Description
Description
When using the Uvicorn process manager, requests are assigned to Uvicorn workers randomly. This causes issues including unbalanced queue wait times and the max concurrency limit not working as expected (since each process applies max concurrency independently).
Possible solutions
NGINX
See #1298
Gunicorn + Uvicorn workers
Consider switching to Gunicorn + Uvicorn workers. Gunicorn is a more full-featured process manager than Uvicorn's built in one, and may balance requests across processes better.

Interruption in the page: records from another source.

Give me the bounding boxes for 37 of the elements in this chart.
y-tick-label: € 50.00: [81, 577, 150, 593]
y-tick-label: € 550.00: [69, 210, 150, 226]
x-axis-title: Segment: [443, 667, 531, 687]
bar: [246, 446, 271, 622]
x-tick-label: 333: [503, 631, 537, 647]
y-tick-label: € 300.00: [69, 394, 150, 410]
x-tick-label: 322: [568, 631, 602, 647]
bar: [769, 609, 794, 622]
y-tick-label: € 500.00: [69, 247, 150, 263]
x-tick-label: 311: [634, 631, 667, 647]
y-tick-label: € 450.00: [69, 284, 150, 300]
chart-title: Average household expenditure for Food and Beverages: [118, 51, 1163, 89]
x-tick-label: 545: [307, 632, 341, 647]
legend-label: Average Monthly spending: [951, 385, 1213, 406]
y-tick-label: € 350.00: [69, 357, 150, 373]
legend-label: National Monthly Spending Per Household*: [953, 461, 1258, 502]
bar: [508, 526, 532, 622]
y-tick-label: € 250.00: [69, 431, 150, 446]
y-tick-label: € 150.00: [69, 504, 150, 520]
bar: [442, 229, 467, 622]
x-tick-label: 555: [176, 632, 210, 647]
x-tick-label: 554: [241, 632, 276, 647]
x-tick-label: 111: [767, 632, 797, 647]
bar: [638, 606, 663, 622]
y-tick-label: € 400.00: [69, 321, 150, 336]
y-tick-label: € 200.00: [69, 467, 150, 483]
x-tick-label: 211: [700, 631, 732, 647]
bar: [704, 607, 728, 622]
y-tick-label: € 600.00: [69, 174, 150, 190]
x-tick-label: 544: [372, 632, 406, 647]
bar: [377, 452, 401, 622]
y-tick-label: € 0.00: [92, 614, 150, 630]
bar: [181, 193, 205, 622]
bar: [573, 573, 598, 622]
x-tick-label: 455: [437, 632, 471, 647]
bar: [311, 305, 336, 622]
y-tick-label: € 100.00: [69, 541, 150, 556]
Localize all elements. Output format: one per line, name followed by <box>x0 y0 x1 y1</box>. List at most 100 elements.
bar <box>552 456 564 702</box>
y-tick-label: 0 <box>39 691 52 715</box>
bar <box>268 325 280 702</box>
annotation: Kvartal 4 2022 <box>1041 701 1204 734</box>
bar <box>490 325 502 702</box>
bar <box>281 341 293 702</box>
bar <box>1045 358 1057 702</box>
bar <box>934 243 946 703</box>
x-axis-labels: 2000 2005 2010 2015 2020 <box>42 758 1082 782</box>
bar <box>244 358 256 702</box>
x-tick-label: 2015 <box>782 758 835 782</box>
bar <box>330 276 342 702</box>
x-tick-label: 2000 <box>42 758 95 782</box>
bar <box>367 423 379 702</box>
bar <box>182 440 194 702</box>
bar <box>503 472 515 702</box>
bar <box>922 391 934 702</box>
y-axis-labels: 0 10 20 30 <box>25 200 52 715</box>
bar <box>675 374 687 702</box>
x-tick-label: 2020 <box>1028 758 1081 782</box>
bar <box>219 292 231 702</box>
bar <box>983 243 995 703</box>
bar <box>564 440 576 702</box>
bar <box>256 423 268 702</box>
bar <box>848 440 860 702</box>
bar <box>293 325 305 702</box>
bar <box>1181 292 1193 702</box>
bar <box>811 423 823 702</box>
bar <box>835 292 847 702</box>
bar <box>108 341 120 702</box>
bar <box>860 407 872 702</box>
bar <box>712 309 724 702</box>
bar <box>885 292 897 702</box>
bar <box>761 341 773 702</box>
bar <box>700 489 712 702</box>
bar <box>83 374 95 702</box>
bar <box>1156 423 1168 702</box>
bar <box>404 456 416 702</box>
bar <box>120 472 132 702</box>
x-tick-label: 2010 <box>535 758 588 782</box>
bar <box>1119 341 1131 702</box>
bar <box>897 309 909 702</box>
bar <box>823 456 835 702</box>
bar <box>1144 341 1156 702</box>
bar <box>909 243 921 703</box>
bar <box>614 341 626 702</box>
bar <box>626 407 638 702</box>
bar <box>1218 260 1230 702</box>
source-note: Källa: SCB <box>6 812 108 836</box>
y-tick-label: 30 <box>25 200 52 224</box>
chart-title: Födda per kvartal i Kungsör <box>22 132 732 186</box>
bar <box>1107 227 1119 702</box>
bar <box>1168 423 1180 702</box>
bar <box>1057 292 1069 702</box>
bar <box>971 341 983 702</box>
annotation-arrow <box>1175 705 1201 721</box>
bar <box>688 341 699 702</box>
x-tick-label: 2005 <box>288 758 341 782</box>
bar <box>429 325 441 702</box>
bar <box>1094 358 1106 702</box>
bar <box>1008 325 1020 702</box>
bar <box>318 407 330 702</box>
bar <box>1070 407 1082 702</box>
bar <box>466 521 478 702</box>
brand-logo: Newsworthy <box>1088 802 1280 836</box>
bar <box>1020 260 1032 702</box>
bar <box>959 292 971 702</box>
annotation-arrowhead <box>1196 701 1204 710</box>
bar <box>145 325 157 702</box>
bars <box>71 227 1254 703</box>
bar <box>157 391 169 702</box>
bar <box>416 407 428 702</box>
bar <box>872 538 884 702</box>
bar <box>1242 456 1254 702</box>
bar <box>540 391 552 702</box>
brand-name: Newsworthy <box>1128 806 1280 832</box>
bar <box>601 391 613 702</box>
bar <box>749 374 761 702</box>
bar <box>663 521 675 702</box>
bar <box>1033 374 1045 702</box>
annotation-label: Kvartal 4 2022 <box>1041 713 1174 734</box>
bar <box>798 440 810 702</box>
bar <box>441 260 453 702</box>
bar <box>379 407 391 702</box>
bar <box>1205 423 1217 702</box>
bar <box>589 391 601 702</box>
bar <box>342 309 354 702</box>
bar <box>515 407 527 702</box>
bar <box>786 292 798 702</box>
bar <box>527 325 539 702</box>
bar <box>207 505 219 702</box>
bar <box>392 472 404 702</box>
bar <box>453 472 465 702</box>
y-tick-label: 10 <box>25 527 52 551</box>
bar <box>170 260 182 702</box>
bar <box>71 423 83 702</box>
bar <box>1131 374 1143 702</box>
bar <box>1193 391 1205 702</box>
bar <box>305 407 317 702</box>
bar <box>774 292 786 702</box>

Blockers for switching to Gunicorn
Currently there are two features of the Uvicorn process manager that are not supported by Gunicorn:
--limit-concurrency
is used to respond with 503s when the user specified concurrency limit is reached. Here, Uvicorn currently says "Gunicorn provides a different set of configuration options to Uvicorn, so some options such as --limit-concurrency are not yet supported when running with Gunicorn."- It is not currently possible to configure how many threads are used by the Uvicorn worker
Here is the Uvicorn Changelog
Add request forwarder sidecar container
A sidecar container could receive all requests, count in-flight requests, manage max_replica_concurrency
, and forward them to the application container. Within the application container, we'd use FastAPI on Gunicorn with Uvicorn workers (for worker queue fairness), and configure unlimited backlog
and limit-concurrency
. Knative does something similar to this.